6. There is also merit in the appellant's submission the Judge finds the appellant's account inherently improbable and implausible based upon the Judge's own view of the possibility of the events referred to by the appellant occurring. If a Judge considers an account implausible proper reasons must be given for such a conclusion which can, arguably, only be undertaken by assessing the subjective evidence against the available country evidence and based upon reasonably draw inferences rather than conjecture and speculation. A finding that because an alternative approach is more believable and using the same to reject the appellant's own account, amounts to an arguable legal error in the circumstances of this appeal. There is no evidence the required holistic assessment of the evidence was undertaken.
7. Also of concern is the Judge's finding the appellant's account is implausible and lacks credibility partly on the basis of the Judge's own assessment of how a 16-year-old boy will be expected to behave and that, accordingly, the appellant's account of how he did behave is irrational.
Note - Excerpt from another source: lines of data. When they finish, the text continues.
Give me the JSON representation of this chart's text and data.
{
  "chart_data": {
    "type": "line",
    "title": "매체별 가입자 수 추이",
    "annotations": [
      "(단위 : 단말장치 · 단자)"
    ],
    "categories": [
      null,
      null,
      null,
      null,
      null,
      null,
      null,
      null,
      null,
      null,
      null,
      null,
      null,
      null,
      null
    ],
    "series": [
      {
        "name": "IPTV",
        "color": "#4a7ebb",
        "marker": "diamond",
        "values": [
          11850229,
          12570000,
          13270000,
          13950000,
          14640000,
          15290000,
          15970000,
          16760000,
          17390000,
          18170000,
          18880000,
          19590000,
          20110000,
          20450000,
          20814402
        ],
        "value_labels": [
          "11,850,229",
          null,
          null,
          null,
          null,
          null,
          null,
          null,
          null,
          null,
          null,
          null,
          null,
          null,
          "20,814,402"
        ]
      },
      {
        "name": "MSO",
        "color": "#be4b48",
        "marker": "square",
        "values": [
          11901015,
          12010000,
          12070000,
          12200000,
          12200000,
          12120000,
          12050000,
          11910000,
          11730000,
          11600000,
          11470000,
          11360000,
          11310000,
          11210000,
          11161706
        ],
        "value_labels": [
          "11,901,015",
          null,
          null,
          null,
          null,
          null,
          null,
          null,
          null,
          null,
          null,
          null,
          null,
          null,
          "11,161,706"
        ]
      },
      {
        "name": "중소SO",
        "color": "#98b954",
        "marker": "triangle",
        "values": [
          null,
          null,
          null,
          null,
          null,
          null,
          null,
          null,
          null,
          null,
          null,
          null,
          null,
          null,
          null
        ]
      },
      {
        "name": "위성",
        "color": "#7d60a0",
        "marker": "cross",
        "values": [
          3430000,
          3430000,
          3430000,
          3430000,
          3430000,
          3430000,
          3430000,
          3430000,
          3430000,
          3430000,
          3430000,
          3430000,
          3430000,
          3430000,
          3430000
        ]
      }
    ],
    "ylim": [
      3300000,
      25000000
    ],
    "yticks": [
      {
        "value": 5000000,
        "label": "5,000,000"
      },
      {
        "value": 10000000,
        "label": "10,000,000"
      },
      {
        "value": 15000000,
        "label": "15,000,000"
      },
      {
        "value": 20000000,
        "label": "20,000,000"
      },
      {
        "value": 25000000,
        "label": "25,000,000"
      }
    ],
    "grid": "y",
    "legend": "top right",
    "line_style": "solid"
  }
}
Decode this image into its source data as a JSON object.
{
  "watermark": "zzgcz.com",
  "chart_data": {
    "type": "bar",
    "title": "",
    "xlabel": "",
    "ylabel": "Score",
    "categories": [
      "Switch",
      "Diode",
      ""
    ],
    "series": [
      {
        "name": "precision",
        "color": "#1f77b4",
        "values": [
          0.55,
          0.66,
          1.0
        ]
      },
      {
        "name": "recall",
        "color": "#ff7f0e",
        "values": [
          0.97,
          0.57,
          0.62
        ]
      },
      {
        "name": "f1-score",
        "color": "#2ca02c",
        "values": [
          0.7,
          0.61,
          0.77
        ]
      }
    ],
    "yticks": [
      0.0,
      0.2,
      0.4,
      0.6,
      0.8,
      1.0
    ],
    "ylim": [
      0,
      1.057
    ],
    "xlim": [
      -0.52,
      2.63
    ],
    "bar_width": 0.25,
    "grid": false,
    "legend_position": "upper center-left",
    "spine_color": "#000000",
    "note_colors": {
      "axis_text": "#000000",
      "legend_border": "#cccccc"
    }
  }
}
It is not clear from the determination the basis on which it was concluded a 16-year-old Kurdish boy from Iraq is expected to behave and how the behaviour of this appellant differed, supported by adequate reasons. There is merit in Mr Greer's argument that even if the appellant did not behave in a reasonable manner or a manner that made sense to the Judge that this meant the claim was not true. The appellant in his witness statement explained why he behaved in the manner he did which Judge does not deal with adequately in the body of the determination.
8. I find when considering matters a whole that the Judge has erred in law in a manner material to the decision to dismiss the appeal such that that determination must be set aside. The failure to properly consider the guidance relating to vulnerable witnesses means the appellant has not had a proper assessment of the merits of his appeal and that the findings made to date are unsafe. There can therefore be no preserved findings.
9. Following discussion it was agreed that as there has been a further country guidance case relating to Iraq since the original appeal was heard and in light of the need for extensive further findings of fact to be made supported by adequate reasons, and in light of the Presidential Guidance on remittal of appeals, this is a case that must be remitted to the First-tier Tribunal sitting at Bradford to be heard afresh, de novo, by a judge other than Judge Myers.
10. The First-tier Judge materially erred in law. I set aside the decision of the original Judge. I remit the appeal to the First-tier Tribunal sitting at Bradford for a heard of fresh, de novo, by a judge other than Judge Myers.
11. The First-tier Tribunal made an order pursuant to rule 45(4)(i) of the Asylum and Immigration Tribunal (Procedure) Rules 2005.

I make such order pursuant to rule 14 of the Tribunal Procedure (Upper Tribunal) Rules 2008.